Когда выгнали наконец скотину и рев стих вдалеке, воевода по-хозяйски обошел опустевший двор и собрался возвращаться в дом. И в этот момент воздух прорезал неурочный и от этого еще более тревожный колокольный звон. У Сечи екнуло сердце.
– Господи, неужто…
Воевода торопливо одевался, словно стараясь выиграть лишние мгновения. Аскольда будить не стал: пусть выспится сегодня, может, больше не придется. На крепостной стене Сеча оказался одним из первых. Со всех сторон торопливо стекались люди – в основном пожилые закаленные воины. Многие успели одеться по-боевому, взять оружие.
Вдали по земле расплывалась черная туча, которая быстро приближалась к городу. Сеча почувствовал, как успокаивается забившееся было сердце, как тело наливается решительной силой.
– Закрывайте ворота!
Несколько человек бросились исполнять приказание.
Татары тем временем настолько приблизились, что можно было различить лица передних. Остановившись на расстоянии полета стрелы, воин в богатом убранстве на вертевшемся коне что-то прокричал пронзительным голосом. Другой всадник внимательно выслушал его и поскакал к городу.
– Эй, – завопил он, – слушайте! Открывайте ворота – и хан дарует вам жизнь!
Со стены понеслись ругательства. Когда голоса стихли, всадник завопил снова:
– Хан дает время, пока солнце не дойдет вон до того дерева. Тогда пощады не ждите. Думайте! – Он повернулся и ускакал.

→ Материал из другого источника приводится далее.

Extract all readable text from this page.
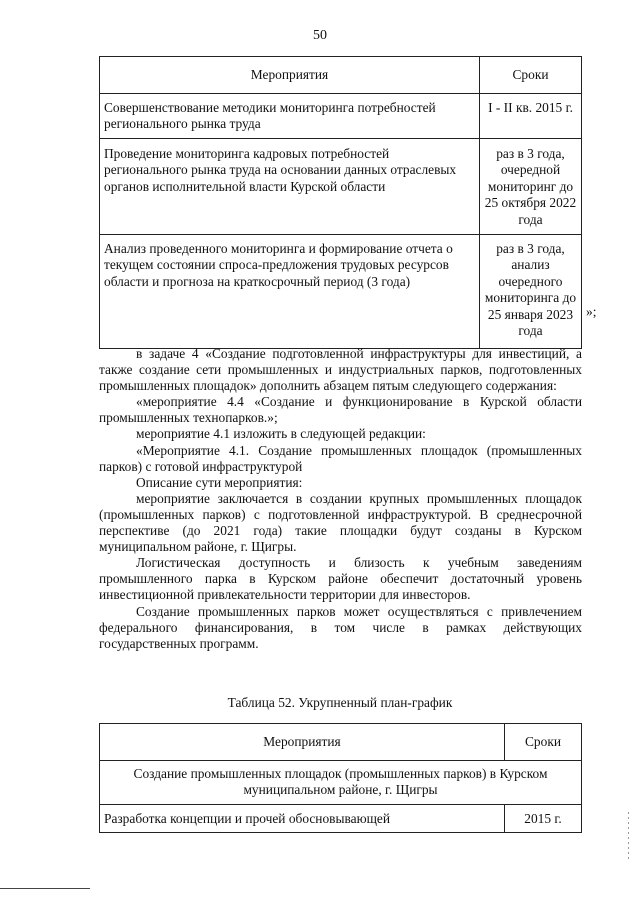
50
Мероприятия	Сроки
Совершенствование методики мониторинга потребностей регионального рынка труда	I - II кв. 2015 г.
Проведение мониторинга кадровых потребностей регионального рынка труда на основании данных отраслевых органов исполнительной власти Курской области	раз в 3 года, очередной мониторинг до 25 октября 2022 года
Анализ проведенного мониторинга и формирование отчета о текущем состоянии спроса-предложения трудовых ресурсов области и прогноза на краткосрочный период (3 года)	раз в 3 года, анализ очередного мониторинга до 25 января 2023 года
»;

в задаче 4 «Создание подготовленной инфраструктуры для инвестиций, а также создание сети промышленных и индустриальных парков, подготовленных промышленных площадок» дополнить абзацем пятым следующего содержания:

«мероприятие 4.4 «Создание и функционирование в Курской области промышленных технопарков.»;

мероприятие 4.1 изложить в следующей редакции:

«Мероприятие 4.1. Создание промышленных площадок (промышленных парков) с готовой инфраструктурой

Описание сути мероприятия:

мероприятие заключается в создании крупных промышленных площадок (промышленных парков) с подготовленной инфраструктурой. В среднесрочной перспективе (до 2021 года) такие площадки будут созданы в Курском муниципальном районе, г. Щигры.

Логистическая доступность и близость к учебным заведениям промышленного парка в Курском районе обеспечит достаточный уровень инвестиционной привлекательности территории для инвесторов.

Создание промышленных парков может осуществляться с привлечением федерального финансирования, в том числе в рамках действующих государственных программ.

Таблица 52. Укрупненный план-график
Мероприятия	Сроки
Создание промышленных площадок (промышленных парков) в Курском муниципальном районе, г. Щигры	
Разработка концепции и прочей обосновывающей	2015 г.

А к крепостным стенам, поднятые страшной вестью, бежали и бежали люди. Появился и князь Всеволод с боярами. Узнав о предложении татар, князь предложил:
– На совет пойдем!
Бояре дружно закивали головами.
– Смотрите, бояре, землю родную не продайте! – донесся из толпы грубоватый голос.
– Так мы им и дозволим! – дружно понеслось со всех сторон. Сеча улыбнулся.
Когда воевода, проверив, как расставлены вдоль стен люди, спускался вниз, к нему навстречу уже бежал князь Василий в сопровождении двух дружинников.
– Где татары? Дайте мне их посмотреть! – в его детском голосе сквозило возбуждение. Пришлось ждать, пока он взбирался на стену и с жадным любопытством разглядывал темневшего вдали врага. После отправились на княжеский двор.
Совет открыл князь Василий.
– Други! – он постарался придать лицу строгое выражение, но чувствовалось, что он радуется, не отдавая себе отчета, первому в своей жизни серьезному событию. – Давайте советоваться…
Но ему не дали договорить. Вскочил боярин Феофан и заговорил торопливо, брызгая слюной.
– А что думать? Рязань взята, Суздаль взят! Москва, Владимир – взяты! Что думать? Владимир взят, а Козельск устоит? Надо сдаваться, пока предлагают. Узнать, какой выкуп, – и сдаваться! – Он сел, нервно теребя кольчугу.
– А если заломят? – осторожно спросил боярин Долгий.
– Купцы помогут!
Послали дружинника за купцами. Страсти в совете разгорались, он разделился надвое. Сеча оставался в стороне, поглаживая длинную пушистую бороду. Василий вертел головой, с интересом прислушиваясь к спору. Князь Всеволод сидел, уставившись в одну точку, словно не замечая происходящего.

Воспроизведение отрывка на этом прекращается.